CDU/CSU jedenfalls möchten das Renteneintrittsalter bei 67 Jahren belassen und setzen auf alle drei Säulen der Alterssicherung (also auch betrieblich und privat). Die private Vorsorge soll ein kostengünstiges Standardprodukt erhalten, in das möglichst alle Bürger:innen im Rahmen eines Opt-Out Modells einzahlen (automatische Teilnahme, außer man widerspricht, also „optiert heraus“).
Die SPD will das Versorgungsniveau von 48%, wie es auch zurzeit in der „doppelten Haltelinie“ festgeschrieben ist, auch längerfristig nicht unterschreiten und lehnt eine Anhebung des Renteneintrittsalters ebenso ab. Die Riester-Rente erachtet man als gescheitert und auch die SPD fordert ein alternatives, neues Standardprodukt. Beamte und Freiberufler sollen in die gesetzliche Rente aufgenommen werden.

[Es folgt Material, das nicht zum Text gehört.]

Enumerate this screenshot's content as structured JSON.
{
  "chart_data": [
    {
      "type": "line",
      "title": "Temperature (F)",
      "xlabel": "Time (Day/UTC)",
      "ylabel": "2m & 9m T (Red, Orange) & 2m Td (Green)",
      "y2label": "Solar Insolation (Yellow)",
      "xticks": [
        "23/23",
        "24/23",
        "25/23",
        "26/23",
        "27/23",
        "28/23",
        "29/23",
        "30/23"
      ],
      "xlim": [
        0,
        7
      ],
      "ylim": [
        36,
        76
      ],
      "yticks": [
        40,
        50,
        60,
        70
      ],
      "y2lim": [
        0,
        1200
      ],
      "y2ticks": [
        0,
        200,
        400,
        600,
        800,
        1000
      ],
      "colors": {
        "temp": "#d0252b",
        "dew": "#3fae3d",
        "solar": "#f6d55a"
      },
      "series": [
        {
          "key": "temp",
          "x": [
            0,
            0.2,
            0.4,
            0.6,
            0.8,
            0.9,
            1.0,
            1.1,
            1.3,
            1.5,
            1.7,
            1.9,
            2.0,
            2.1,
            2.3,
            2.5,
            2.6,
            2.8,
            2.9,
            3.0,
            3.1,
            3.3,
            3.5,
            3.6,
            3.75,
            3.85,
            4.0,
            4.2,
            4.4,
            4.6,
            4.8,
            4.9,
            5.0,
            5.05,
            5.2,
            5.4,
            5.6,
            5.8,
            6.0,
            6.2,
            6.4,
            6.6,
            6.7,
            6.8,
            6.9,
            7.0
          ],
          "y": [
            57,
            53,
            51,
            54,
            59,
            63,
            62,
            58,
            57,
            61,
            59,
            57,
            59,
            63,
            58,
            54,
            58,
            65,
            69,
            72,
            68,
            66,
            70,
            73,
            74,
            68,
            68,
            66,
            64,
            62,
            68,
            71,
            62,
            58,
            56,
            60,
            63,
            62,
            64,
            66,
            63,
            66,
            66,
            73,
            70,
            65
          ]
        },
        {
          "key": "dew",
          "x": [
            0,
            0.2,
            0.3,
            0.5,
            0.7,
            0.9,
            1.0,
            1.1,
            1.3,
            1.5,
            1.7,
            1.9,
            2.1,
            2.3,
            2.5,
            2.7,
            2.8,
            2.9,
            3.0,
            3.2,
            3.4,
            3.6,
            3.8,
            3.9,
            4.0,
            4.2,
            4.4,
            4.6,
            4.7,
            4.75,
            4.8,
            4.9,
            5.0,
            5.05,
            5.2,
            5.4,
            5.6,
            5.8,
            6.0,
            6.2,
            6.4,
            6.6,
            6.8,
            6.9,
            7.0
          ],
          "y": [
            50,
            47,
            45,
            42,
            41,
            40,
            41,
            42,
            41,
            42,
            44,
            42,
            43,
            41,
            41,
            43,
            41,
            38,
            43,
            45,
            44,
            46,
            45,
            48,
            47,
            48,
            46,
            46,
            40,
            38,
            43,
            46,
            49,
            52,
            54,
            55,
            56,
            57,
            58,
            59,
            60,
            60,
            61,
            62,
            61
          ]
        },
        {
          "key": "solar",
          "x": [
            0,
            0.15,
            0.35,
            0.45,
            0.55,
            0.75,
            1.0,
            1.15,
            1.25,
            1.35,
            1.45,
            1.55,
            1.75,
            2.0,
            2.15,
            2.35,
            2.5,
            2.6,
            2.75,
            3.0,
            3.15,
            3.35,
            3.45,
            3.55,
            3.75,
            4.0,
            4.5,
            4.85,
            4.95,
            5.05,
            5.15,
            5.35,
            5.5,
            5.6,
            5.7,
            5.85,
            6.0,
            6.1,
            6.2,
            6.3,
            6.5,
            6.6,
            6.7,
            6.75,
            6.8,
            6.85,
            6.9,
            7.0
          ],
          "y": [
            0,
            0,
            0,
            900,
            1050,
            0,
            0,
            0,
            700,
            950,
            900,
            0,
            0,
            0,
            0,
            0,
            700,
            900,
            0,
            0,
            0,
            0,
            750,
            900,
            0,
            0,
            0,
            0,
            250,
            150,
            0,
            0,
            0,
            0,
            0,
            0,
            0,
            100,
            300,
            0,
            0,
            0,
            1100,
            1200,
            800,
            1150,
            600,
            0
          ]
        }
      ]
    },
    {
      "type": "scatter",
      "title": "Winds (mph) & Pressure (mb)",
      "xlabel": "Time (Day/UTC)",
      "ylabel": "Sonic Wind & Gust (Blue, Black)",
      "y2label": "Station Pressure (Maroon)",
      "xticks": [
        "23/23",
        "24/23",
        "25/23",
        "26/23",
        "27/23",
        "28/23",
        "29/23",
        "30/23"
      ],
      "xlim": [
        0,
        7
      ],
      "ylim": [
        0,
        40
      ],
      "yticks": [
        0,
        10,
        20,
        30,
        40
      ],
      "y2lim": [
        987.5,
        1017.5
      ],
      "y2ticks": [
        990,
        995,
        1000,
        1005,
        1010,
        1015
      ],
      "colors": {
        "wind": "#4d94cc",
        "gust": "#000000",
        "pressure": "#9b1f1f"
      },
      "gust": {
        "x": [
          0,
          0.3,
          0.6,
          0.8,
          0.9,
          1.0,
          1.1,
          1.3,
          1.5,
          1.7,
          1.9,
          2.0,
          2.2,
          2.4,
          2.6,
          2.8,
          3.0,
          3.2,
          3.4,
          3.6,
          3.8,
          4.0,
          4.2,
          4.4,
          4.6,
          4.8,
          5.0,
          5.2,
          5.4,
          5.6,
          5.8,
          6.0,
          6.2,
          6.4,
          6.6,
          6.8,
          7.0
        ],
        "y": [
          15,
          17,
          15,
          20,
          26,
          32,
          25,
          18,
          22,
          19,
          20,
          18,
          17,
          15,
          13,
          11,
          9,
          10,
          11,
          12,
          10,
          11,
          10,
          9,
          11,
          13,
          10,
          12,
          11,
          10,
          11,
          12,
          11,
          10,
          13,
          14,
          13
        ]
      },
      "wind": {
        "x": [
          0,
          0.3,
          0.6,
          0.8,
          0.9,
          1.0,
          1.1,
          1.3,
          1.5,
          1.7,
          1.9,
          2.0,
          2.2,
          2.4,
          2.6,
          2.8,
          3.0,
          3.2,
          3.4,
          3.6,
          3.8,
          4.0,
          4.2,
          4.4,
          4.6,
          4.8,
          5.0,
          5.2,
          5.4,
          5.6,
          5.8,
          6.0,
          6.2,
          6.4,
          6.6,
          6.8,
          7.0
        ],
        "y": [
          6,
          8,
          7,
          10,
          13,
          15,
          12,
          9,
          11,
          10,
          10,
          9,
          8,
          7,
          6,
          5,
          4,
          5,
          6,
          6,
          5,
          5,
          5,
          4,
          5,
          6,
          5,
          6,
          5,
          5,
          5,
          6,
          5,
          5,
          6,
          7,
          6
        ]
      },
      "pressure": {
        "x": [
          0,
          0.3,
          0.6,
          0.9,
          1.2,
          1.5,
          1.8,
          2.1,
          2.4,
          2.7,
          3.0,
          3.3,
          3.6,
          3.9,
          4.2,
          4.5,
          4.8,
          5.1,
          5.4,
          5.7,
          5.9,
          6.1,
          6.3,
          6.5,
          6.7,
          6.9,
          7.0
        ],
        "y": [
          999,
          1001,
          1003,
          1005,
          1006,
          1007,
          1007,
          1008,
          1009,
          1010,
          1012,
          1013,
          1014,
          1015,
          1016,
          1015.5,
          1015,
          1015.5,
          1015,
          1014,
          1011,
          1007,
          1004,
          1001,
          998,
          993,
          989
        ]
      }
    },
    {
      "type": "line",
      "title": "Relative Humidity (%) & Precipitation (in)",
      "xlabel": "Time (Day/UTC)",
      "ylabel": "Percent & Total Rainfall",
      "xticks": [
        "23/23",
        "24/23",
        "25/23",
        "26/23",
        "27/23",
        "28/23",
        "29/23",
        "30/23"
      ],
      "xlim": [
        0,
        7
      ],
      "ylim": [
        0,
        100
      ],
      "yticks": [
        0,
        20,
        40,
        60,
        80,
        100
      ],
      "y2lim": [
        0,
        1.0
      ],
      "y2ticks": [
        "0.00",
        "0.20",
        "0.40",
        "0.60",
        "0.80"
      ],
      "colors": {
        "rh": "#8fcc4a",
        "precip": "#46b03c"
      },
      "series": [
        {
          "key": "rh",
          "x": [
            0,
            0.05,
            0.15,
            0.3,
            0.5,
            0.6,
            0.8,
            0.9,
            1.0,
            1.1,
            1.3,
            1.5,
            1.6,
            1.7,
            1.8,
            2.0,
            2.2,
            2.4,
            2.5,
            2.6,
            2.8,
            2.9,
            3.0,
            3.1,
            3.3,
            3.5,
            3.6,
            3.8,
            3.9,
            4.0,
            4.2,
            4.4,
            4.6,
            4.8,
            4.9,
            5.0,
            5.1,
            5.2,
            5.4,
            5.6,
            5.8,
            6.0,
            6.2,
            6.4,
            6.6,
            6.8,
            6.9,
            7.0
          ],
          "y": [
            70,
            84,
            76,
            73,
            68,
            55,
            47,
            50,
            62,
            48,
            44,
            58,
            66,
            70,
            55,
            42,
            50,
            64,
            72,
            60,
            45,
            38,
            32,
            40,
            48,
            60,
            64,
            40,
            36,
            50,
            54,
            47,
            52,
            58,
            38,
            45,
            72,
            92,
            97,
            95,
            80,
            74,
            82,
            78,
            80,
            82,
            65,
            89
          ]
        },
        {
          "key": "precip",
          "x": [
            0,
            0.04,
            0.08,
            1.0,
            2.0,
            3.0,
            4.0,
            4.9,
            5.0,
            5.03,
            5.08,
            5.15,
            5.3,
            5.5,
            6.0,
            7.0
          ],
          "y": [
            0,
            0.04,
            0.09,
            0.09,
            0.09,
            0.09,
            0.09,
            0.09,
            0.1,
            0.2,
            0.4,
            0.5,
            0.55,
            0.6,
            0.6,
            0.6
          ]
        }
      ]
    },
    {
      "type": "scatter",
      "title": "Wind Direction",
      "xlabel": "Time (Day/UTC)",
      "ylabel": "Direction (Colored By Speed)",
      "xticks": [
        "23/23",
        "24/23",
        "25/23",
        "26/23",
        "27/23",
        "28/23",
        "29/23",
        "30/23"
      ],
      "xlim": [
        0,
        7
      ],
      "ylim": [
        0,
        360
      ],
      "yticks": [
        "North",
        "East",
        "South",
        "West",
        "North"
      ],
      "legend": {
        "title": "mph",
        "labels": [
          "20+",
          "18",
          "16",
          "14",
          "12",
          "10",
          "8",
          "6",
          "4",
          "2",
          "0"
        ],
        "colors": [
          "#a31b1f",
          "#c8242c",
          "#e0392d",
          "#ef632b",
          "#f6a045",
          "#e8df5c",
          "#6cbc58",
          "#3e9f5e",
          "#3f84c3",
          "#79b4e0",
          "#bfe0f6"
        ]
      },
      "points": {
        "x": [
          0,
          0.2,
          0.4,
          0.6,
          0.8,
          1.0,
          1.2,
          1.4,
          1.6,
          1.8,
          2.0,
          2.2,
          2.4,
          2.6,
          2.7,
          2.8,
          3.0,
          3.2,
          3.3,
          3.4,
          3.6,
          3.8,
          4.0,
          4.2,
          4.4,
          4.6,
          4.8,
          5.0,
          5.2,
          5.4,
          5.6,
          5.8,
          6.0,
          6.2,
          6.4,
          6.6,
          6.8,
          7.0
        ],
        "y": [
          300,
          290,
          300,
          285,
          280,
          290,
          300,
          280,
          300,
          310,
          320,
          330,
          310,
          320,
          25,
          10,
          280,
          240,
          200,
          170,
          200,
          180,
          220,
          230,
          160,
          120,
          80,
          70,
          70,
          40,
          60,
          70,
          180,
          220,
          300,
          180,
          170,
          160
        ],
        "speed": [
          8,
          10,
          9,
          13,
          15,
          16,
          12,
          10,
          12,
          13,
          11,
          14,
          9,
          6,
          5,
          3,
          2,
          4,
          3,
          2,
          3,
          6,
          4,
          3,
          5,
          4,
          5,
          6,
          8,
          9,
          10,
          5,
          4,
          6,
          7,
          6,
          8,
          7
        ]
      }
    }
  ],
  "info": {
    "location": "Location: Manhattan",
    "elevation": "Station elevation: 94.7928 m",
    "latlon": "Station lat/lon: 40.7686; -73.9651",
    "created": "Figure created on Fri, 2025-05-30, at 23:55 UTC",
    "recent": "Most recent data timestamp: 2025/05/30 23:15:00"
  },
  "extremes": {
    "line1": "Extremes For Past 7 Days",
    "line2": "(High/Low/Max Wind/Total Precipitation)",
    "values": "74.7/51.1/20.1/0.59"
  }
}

Auch Die Grünen möchten das Versorgungsniveau von 48 % nicht unterschritten sehen. Der Eintritt in den Ruhestand soll jedoch zeitlich flexibler erfolgen können, also auch schon vor, oder eben auch nach dem 67. Lebensjahr. Das ist zwar aktuell auch schon möglich, soll aber vereinfacht werden. Finanzierungsengpässe sollen über die Steuer ausgeglichen werden. Die Aufnahme von Freiberufler:innen und Co. in die gesetzliche Rente ist auch Ziel der Grünen. Sie prägen dafür den Begriff „Bürgerversicherung“. Die Grundrente soll ausgeweitet werden.
Die FDP will das Renteneintrittsalter flexibilisieren. Wer mit 60 Jahren Ansprüche hat, die die Grundsicherung überschreiten, soll selbst entscheiden können, wann die Rente beginnt. Neu ist die Idee der Einführung eines demographischen Faktors, der die Generationengerechtigkeit gewährleisten soll. Private und betriebliche Vorsorge sollen erleichtert werden. Ein Teil der Beiträge zur gesetzlichen Rente soll verpflichtend in eine kapitalmarktnahe Vorsorge fließen.